Andrew Gaul updated JCLOUDS-1521:
---------------------------------
    Component/s: jclouds-blobstore

>  Automatic computation of content length for input streams
> ----------------------------------------------------------
>
>                 Key: JCLOUDS-1521
>                 URL: https://issues.apache.org/jira/browse/JCLOUDS-1521
>             Project: jclouds
>          Issue Type: Improvement
>          Components: jclouds-blobstore
>    Affects Versions: 2.1.1
>            Reporter: Alexander Tsvetkov
>            Priority: Major
>
> I have a REST API that allows upload of potentially large files (up to 4GBs). Due to the size, I cannot load these files in-memory, as that could quickly crash my application. I also don't want to store them as temporary files, since that could fill up my disk if a lot of people decide to upload at the same time.
> Instead, I want to process the incoming files as InputStreams and forward them to the S3 object store. I understand that this is not possible directly, since S3 requires the content length to be known before the upload. However, I saw on StackOverflow ([https://stackoverflow.com/questions/8653146/can-i-stream-a-file-upload-to-s3-without-a-content-length-header]) that it's possible to workaround this problem by reading the InputStream in memory in chunks of 5 (or more) MBs and uploading these chunks via the S3 multipart upload API. As a result, I assume that I'll be able to upload a 4GB file, by having no more than 5 MBs of its content stored in-memory at any given time.
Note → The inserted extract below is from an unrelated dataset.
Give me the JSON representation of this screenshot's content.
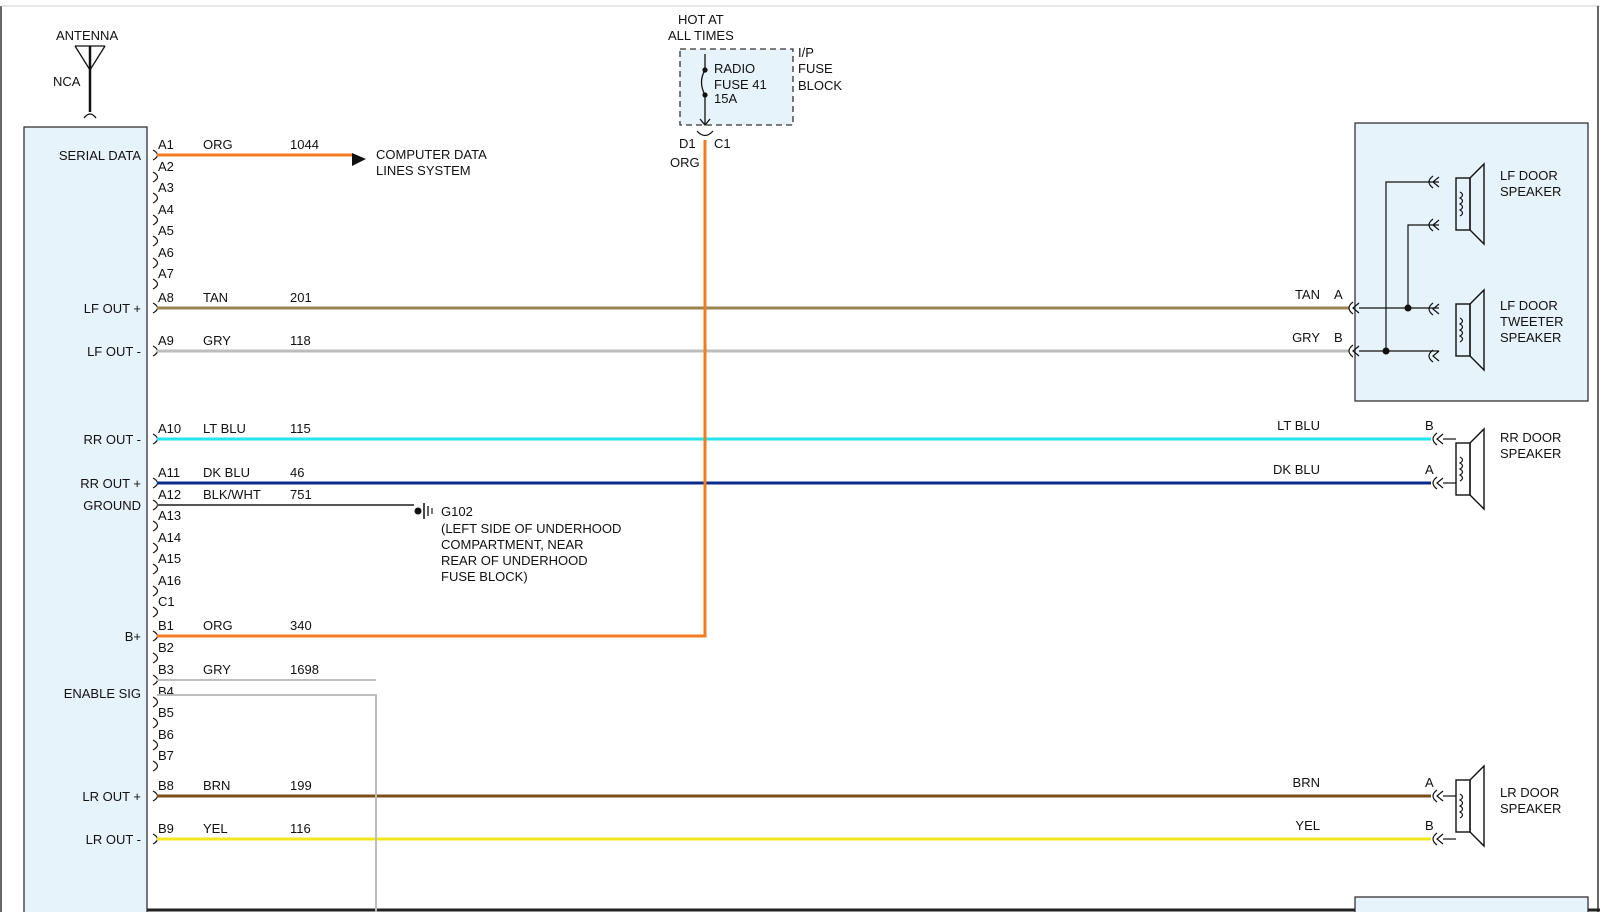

> I tried to do so with JClouds (version 2.1.1), but I've hit a problem. I have the following code:
> {code:java}
> Blob blob = blobStore.blobBuilder(name)
>     .payload(inputStream)
>     ...
>     .build();
> blobStore.putBlob(container, blob, PutOptions.Builder.multipart());
> {code}
> If I run it like this, I get a NullPointerException, because I didn't specify the content's length:
> {code:java}
> java.lang.NullPointerException: while trying to invoke the method java.lang.Long.longValue() of a null object returned from org.jclouds.io.MutableContentMetadata.getContentLength()
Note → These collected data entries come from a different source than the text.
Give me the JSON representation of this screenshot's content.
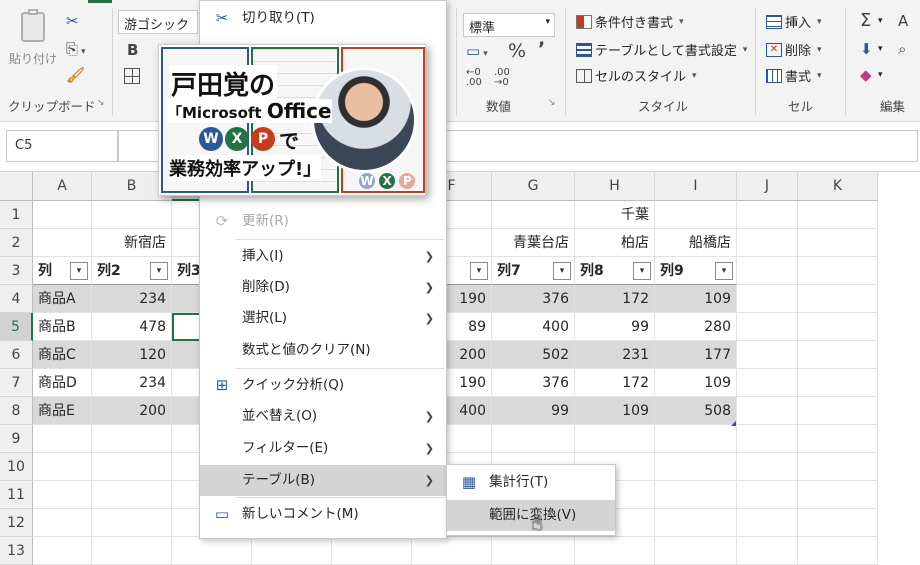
{
  "ribbon": {
    "paste_label": "貼り付け",
    "clipboard_group": "クリップボード",
    "font_name": "游ゴシック",
    "bold": "B",
    "number_format": "標準",
    "percent": "%",
    "comma": "’",
    "number_group": "数値",
    "cond_format": "条件付き書式",
    "format_as_table": "テーブルとして書式設定",
    "cell_styles": "セルのスタイル",
    "style_group": "スタイル",
    "insert": "挿入",
    "delete": "削除",
    "format": "書式",
    "cells_group": "セル",
    "editing_group": "編集",
    "sigma": "Σ"
  },
  "formula_bar": {
    "name_box": "C5"
  },
  "columns": [
    "A",
    "B",
    "C",
    "D",
    "E",
    "F",
    "G",
    "H",
    "I",
    "J",
    "K"
  ],
  "rows": [
    "1",
    "2",
    "3",
    "4",
    "5",
    "6",
    "7",
    "8",
    "9",
    "10",
    "11",
    "12",
    "13"
  ],
  "sheet": {
    "row1": {
      "f": "奈川",
      "h": "千葉"
    },
    "row2": {
      "b": "新宿店",
      "c": "池",
      "f": "浜店",
      "g": "青葉台店",
      "h": "柏店",
      "i": "船橋店"
    },
    "headers": {
      "a": "列",
      "b": "列2",
      "c": "列3",
      "g": "列7",
      "h": "列8",
      "i": "列9"
    },
    "products": [
      "商品A",
      "商品B",
      "商品C",
      "商品D",
      "商品E"
    ],
    "colB": [
      "234",
      "478",
      "120",
      "234",
      "200"
    ],
    "colF": [
      "190",
      "89",
      "200",
      "190",
      "400"
    ],
    "colG": [
      "376",
      "400",
      "502",
      "376",
      "99"
    ],
    "colH": [
      "172",
      "99",
      "231",
      "172",
      "109"
    ],
    "colI": [
      "109",
      "280",
      "177",
      "109",
      "508"
    ]
  },
  "context_menu": {
    "cut": "切り取り(T)",
    "refresh": "更新(R)",
    "insert": "挿入(I)",
    "delete": "削除(D)",
    "select": "選択(L)",
    "clear": "数式と値のクリア(N)",
    "quick": "クイック分析(Q)",
    "sort": "並べ替え(O)",
    "filter": "フィルター(E)",
    "table": "テーブル(B)",
    "comment": "新しいコメント(M)"
  },
  "submenu": {
    "total_row": "集計行(T)",
    "convert": "範囲に変換(V)"
  },
  "promo": {
    "name": "戸田覚の",
    "line2a": "「Microsoft ",
    "line2b": "Office",
    "w": "W",
    "x": "X",
    "p": "P",
    "de": "で",
    "line4": "業務効率アップ!」"
  },
  "colors": {
    "accent": "#217346",
    "band": "#d9d9d9",
    "word": "#2b579a",
    "excel": "#217346",
    "ppt": "#c43e1c"
  }
}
>    at org.jclouds.blobstore.internal.BaseBlobStore.putMultipartBlob(BaseBlobStore.java:356)
>    at org.jclouds.blobstore.internal.BaseBlobStore.putMultipartBlob(BaseBlobStore.java:347)
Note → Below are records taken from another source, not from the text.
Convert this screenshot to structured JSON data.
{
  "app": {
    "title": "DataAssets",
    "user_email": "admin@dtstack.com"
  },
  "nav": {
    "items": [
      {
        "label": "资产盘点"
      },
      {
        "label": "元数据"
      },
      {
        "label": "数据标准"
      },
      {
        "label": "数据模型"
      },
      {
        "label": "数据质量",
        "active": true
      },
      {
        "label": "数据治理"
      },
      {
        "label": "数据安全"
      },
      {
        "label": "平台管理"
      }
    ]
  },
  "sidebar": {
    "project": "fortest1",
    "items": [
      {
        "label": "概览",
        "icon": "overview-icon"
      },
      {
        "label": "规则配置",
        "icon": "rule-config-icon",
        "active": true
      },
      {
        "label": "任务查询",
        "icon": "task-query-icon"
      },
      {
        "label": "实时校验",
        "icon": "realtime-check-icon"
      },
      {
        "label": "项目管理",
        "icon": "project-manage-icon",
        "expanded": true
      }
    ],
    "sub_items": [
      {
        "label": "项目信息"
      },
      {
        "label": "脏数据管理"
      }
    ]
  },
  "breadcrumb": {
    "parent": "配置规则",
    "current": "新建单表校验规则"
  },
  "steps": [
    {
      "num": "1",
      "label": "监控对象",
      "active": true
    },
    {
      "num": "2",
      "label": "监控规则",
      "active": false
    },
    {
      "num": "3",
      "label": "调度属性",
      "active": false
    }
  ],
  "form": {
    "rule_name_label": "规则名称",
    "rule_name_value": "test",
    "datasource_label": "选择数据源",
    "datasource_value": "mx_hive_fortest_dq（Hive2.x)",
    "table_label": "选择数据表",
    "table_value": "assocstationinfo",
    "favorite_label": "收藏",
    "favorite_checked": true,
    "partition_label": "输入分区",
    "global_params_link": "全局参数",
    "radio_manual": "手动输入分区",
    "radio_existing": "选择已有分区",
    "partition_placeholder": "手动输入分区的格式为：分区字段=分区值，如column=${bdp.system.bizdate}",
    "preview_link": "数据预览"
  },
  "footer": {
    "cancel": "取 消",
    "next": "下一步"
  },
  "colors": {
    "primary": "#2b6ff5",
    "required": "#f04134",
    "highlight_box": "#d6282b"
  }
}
>    at org.jclouds.aws.s3.blobstore.AWSS3BlobStore.putBlob(AWSS3BlobStore.java:79)
> {code}
> I think it would be possible for JClouds to compute the size of the InputStream dynamically:
>  # Slice the stream into chunks of X MBs and store the chunks in-memory (where X has a default value but is also configurable).
>  # Upload the chunks sequentially - the content length header can be set to X MBs.
>  # Finalize the multipart upload.
> That way, no more than X MBs will be stored in memory for any given upload.
> Would you accept a pull request for this?
> PS: I've set the priority to blocker, because we really can't use JClouds for our upload right now, because of the memory and disk space concerns listed above.